# Soo Bahk Do Moo Duk Kwan Region 5 Tournament



## JoelD (Mar 7, 2008)

Just last week we had our yearly Regional Soo Bahk Do Tournament in Novi, MI. Even thought the trip up there from the Akron/Cleveland area was a rough one (lots of snow and a huge accident on I75) all members of the studios from NE and SW Ohio made it safely for the competition. A good time was had by all and some new friendships were made. I got to meet up with fellow Martial Talk member mBuzzy. Looking forward to seeing you again at the Dan Shim Sa in April, Buzzy. If anyone is interested in some video of the event you can check them out at my youtube page... www.youtube.com/soobahkjoel . There are about 11 videos from the tournament currently posted but by the time im done converting all the remaining ones to flash video there should be a total of about 25 or so.
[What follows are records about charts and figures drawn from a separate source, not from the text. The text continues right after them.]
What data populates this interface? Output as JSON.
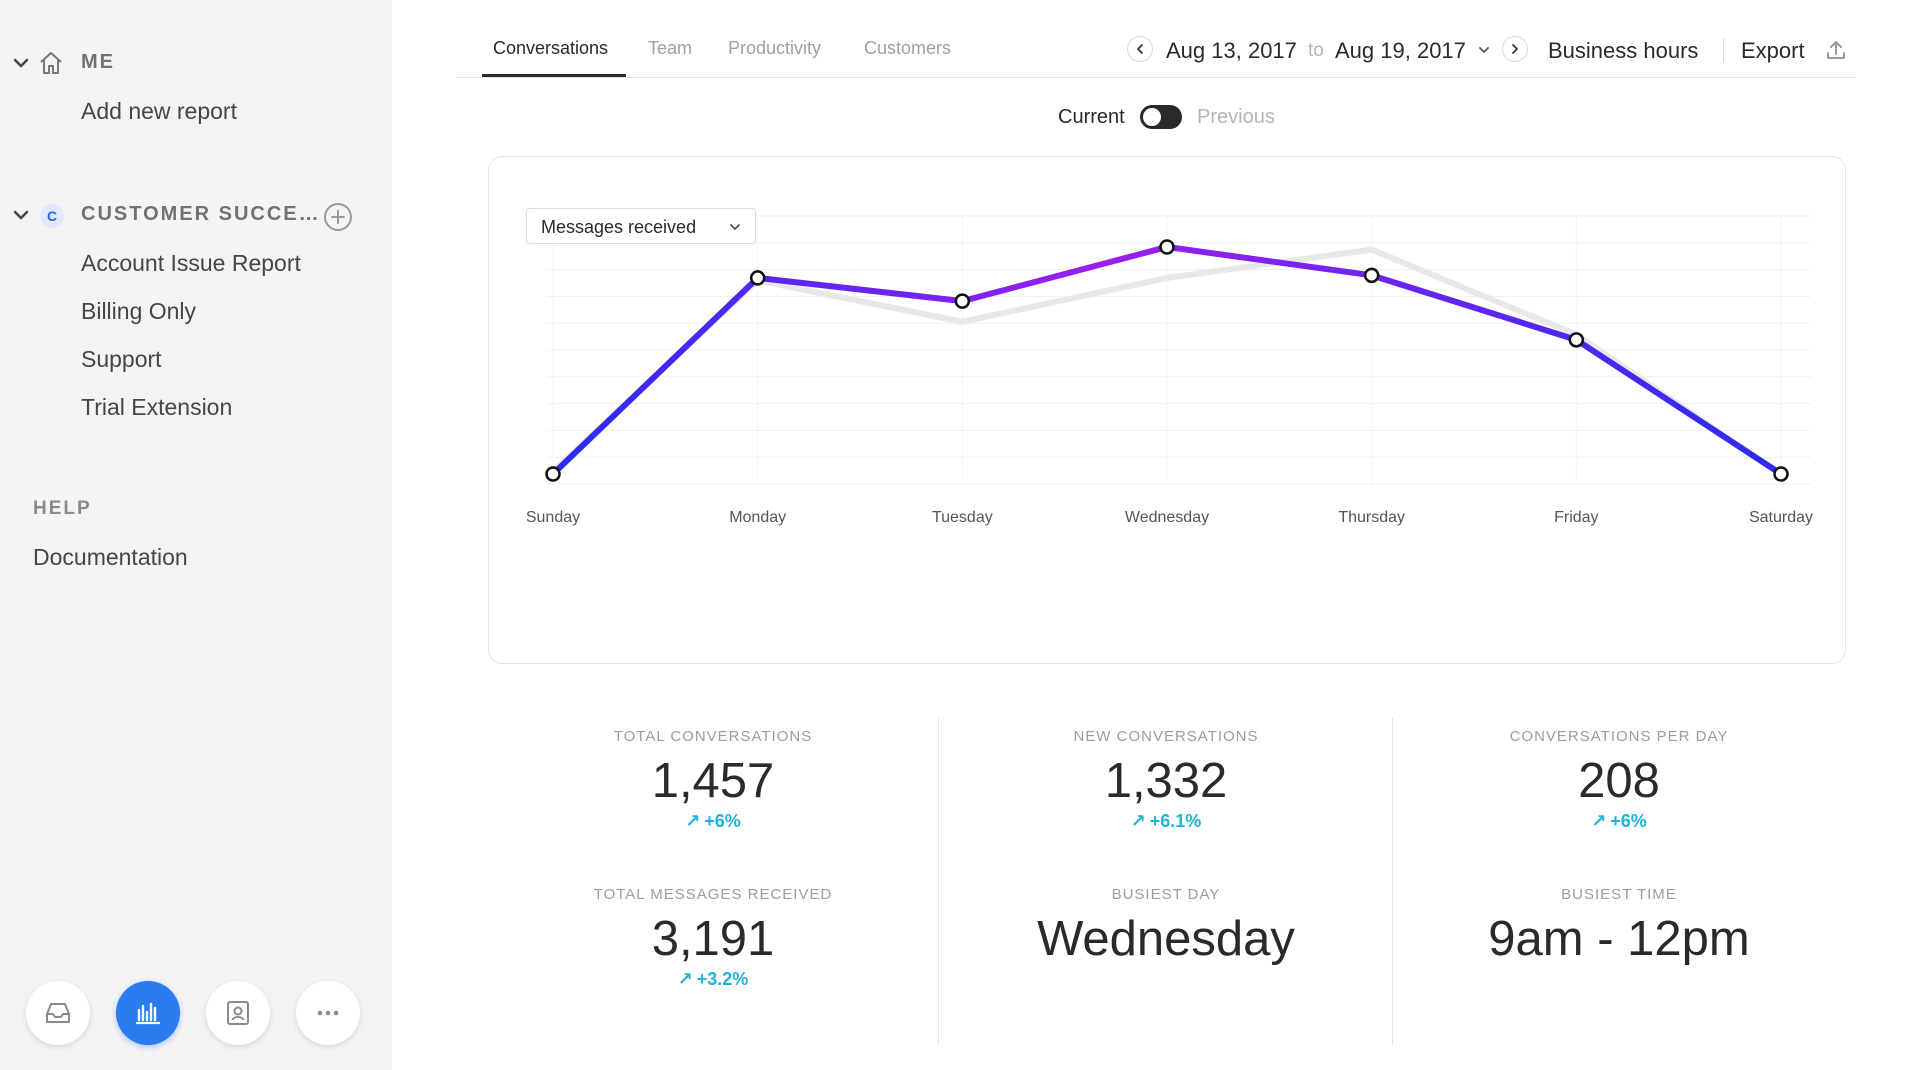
{
  "sidebar": {
    "me_title": "ME",
    "me_items": [
      "Add new report"
    ],
    "team_avatar": "C",
    "team_title": "CUSTOMER SUCCE…",
    "team_items": [
      "Account Issue Report",
      "Billing Only",
      "Support",
      "Trial Extension"
    ],
    "help_title": "HELP",
    "help_items": [
      "Documentation"
    ],
    "dock_icons": [
      "inbox-icon",
      "analytics-icon",
      "contacts-icon",
      "more-icon"
    ],
    "active_dock": "analytics-icon"
  },
  "header": {
    "tabs": [
      "Conversations",
      "Team",
      "Productivity",
      "Customers"
    ],
    "active_tab": "Conversations",
    "date_start": "Aug 13, 2017",
    "date_to": "to",
    "date_end": "Aug 19, 2017",
    "business_hours": "Business hours",
    "export": "Export"
  },
  "toggle": {
    "current": "Current",
    "previous": "Previous",
    "state": "current"
  },
  "metric_select": "Messages received",
  "colors": {
    "accent": "#2b7cf0",
    "line_start": "#2b2bf0",
    "line_end": "#9b1ff0",
    "previous_line": "#e8e8e8",
    "delta": "#20b2da"
  },
  "chart_data": {
    "type": "line",
    "categories": [
      "Sunday",
      "Monday",
      "Tuesday",
      "Wednesday",
      "Thursday",
      "Friday",
      "Saturday"
    ],
    "series": [
      {
        "name": "Current",
        "values": [
          0,
          76,
          67,
          88,
          77,
          52,
          0
        ]
      },
      {
        "name": "Previous",
        "values": [
          1,
          75,
          59,
          76,
          87,
          54,
          0
        ]
      }
    ],
    "ylim": [
      0,
      100
    ],
    "grid": true,
    "title": "",
    "xlabel": "",
    "ylabel": ""
  },
  "stats": [
    {
      "label": "TOTAL CONVERSATIONS",
      "value": "1,457",
      "delta": "+6%"
    },
    {
      "label": "NEW CONVERSATIONS",
      "value": "1,332",
      "delta": "+6.1%"
    },
    {
      "label": "CONVERSATIONS PER DAY",
      "value": "208",
      "delta": "+6%"
    },
    {
      "label": "TOTAL MESSAGES RECEIVED",
      "value": "3,191",
      "delta": "+3.2%"
    },
    {
      "label": "BUSIEST DAY",
      "value": "Wednesday"
    },
    {
      "label": "BUSIEST TIME",
      "value": "9am - 12pm"
    }
  ]
}
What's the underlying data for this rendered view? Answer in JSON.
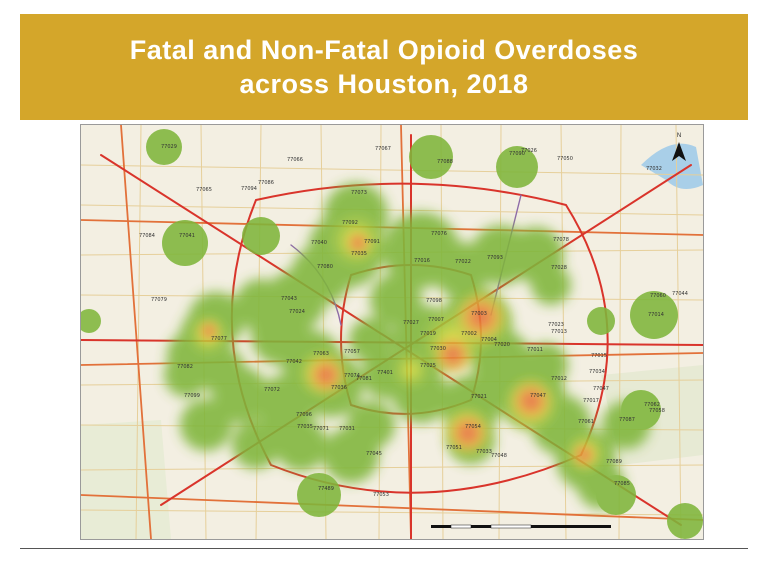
{
  "slide": {
    "title_line1": "Fatal and Non-Fatal Opioid Overdoses",
    "title_line2": "across Houston, 2018"
  },
  "colors": {
    "title_background": "#d4a62a",
    "title_text": "#ffffff",
    "map_base": "#f3efe2",
    "heat_low": "#7fb63b",
    "heat_mid": "#d9d834",
    "heat_high": "#e2603a"
  },
  "map": {
    "north_arrow_label": "N",
    "north_arrow_icon": "north-arrow-icon",
    "legend": "none",
    "zip_labels": [
      "77029",
      "77067",
      "77090",
      "77088",
      "77040",
      "77091",
      "77092",
      "77080",
      "77076",
      "77016",
      "77022",
      "77093",
      "77078",
      "77028",
      "77043",
      "77024",
      "77079",
      "77077",
      "77082",
      "77042",
      "77063",
      "77057",
      "77027",
      "77019",
      "77002",
      "77020",
      "77036",
      "77074",
      "77071",
      "77081",
      "77025",
      "77021",
      "77004",
      "77030",
      "77054",
      "77035",
      "77045",
      "77033",
      "77087",
      "77017",
      "77012",
      "77061",
      "77051",
      "77048",
      "77489",
      "77053",
      "77086",
      "77066",
      "77026",
      "77013",
      "77015",
      "77060",
      "77065",
      "77094",
      "77084",
      "77041",
      "77007",
      "77098",
      "77047",
      "77011",
      "77023",
      "77003",
      "77073",
      "77099",
      "77072",
      "77031",
      "77035",
      "77047",
      "77034",
      "77044",
      "77014",
      "77032",
      "77050",
      "77062",
      "77058",
      "77089",
      "77085",
      "77096",
      "77401"
    ]
  }
}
Enjoy.


----------



## MBuzzy (Mar 7, 2008)

AWESOME Tournament!  Thanks for the videos and very good to meet you!  See you at the Shim Sa!


----------



## JWLuiza (Mar 7, 2008)

Thanks for having the cojones to post a video of yourself.  Keep on training hard!


----------



## JoelD (Mar 8, 2008)

Thanks, if you want a good laugh i am going to be putting my own sparring vids up too... lol. Actually i have a ton of vids that i am currently uploading now. All total there will be around 36 when i am done.


----------



## MBuzzy (Mar 8, 2008)

Wow!  That's pretty cool.  I took my camera, but didn't really take any video.  I figure there will be plenty of time to get videos, I was too busy volunteering for stuff to actually WATCH anything.


----------



## JoelD (Mar 8, 2008)

well, i just bought one of those dvd camcorders the night before we came and i went kinda nuts.


----------



## MBuzzy (Mar 8, 2008)

I took my wife's camera, so I have a lot of stills.


----------



## JoelD (Mar 9, 2008)

Posted a bunch more videos on youtube. All total there are 35 seperate videos. check em out.


----------



## terryl965 (Mar 10, 2008)

Excellent videos and congrats


----------



## IcemanSK (Mar 10, 2008)

That's great!


----------